You guys are having a hard time figuring out where Vice is coming from because this article is your standard media feminism, but it's cleverly disguised as an article "praising" the Men's Rights Movement.
The piece was written by a female writer, Alex Brook Lynn, as a tribute to a bunch of women she considers pioneers -- so much so that in her mind, they're better than the men themselves who invented the MRM.
The giveaway paragraph:
"As I read their posts and watched their vlogs, it struck me that the feMRAs, especially Karen and Janet, were articulating their theses surprisingly well, more so than many of their male equivalents."
She leaves out the fact that these ideas were men's to begin with, specifically Roissy/Heartiste, Rollo Tomassi, Roosh, and F. Roger Devlin, from his "

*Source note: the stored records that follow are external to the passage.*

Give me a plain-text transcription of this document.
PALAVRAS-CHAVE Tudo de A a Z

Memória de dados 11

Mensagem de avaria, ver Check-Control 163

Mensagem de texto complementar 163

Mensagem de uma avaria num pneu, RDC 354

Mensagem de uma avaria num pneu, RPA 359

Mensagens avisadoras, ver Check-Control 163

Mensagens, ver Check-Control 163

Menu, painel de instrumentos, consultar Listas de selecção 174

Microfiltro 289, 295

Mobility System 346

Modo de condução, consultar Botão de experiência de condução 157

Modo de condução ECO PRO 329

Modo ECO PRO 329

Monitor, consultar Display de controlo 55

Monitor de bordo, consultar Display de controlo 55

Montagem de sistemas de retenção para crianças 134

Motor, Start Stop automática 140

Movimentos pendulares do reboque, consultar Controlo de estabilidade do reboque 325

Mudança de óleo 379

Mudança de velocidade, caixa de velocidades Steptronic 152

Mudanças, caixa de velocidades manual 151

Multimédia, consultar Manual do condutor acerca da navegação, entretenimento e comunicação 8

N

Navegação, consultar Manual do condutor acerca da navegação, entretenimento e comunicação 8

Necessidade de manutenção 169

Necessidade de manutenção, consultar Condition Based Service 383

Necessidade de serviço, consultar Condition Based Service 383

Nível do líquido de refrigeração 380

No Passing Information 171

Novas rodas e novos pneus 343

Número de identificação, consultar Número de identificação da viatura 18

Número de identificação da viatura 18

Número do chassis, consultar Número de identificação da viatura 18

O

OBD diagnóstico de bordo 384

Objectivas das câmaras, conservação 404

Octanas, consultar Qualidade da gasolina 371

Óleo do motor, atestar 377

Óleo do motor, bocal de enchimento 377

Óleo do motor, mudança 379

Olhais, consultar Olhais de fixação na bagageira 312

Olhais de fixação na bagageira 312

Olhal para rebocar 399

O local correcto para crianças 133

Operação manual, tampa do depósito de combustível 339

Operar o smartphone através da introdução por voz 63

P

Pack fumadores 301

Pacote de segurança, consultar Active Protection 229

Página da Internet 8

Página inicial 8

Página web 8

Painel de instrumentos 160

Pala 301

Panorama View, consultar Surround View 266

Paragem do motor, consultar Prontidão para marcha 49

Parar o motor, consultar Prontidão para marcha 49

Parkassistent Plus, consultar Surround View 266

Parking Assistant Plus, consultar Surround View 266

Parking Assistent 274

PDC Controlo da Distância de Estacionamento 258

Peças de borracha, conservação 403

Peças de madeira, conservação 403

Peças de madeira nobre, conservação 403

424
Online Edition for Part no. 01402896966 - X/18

home economics" essays of ten years ago. And before that, there was Warren Farrell and a radio host named (no kidding here) Jack Hammer. And I'd also argue most of the ideas were "articulated" better by these writers, esp. Roissy/Heartiste.
So what we have here, in essence, are a bunch of women who get the media spotlight because they've become the "spokesmodels" of a movement. Have I supported the ideas of these women? Yes. But I did so knowing that I found them to begin with through blogs by men who came before. People who read this article and (especially) see those photos won't get that.
This is a deliberate attempt to make the MRM -- and those associated with it -- look like a bunch of inarticulate losers who flailed away in obscurity until those brilliant, strong women came along. It's a way to recast reality to serve "the narrative," in other words.
The article also spins the ideas we talk about here to make them seem worthwhile so long as they serve "the female imperative" -- i.e. how can this all benefit women better? This was never the focus of the MRM.
We've also a similar thing happen in the female-dominated publishing industry, where women like Dr. Helen Smith are getting book deals with books that recycle what we come up with here -- but the actual men who invent the ideas and the community have to self-publish their books.
It's surprising these women and Paul Elam don't see this, but I guess they like the publicity. The media is spinning this and making it into something it isn't: a women's movement. This is typical for Vice, whose focus can loosely be described as "women are empowered for doing porn but men are pervs for looking!"
If Heartiste or Rollo Tomassi are reading this, the proverbial ball is in your court and the backboard is waiting to be smashed.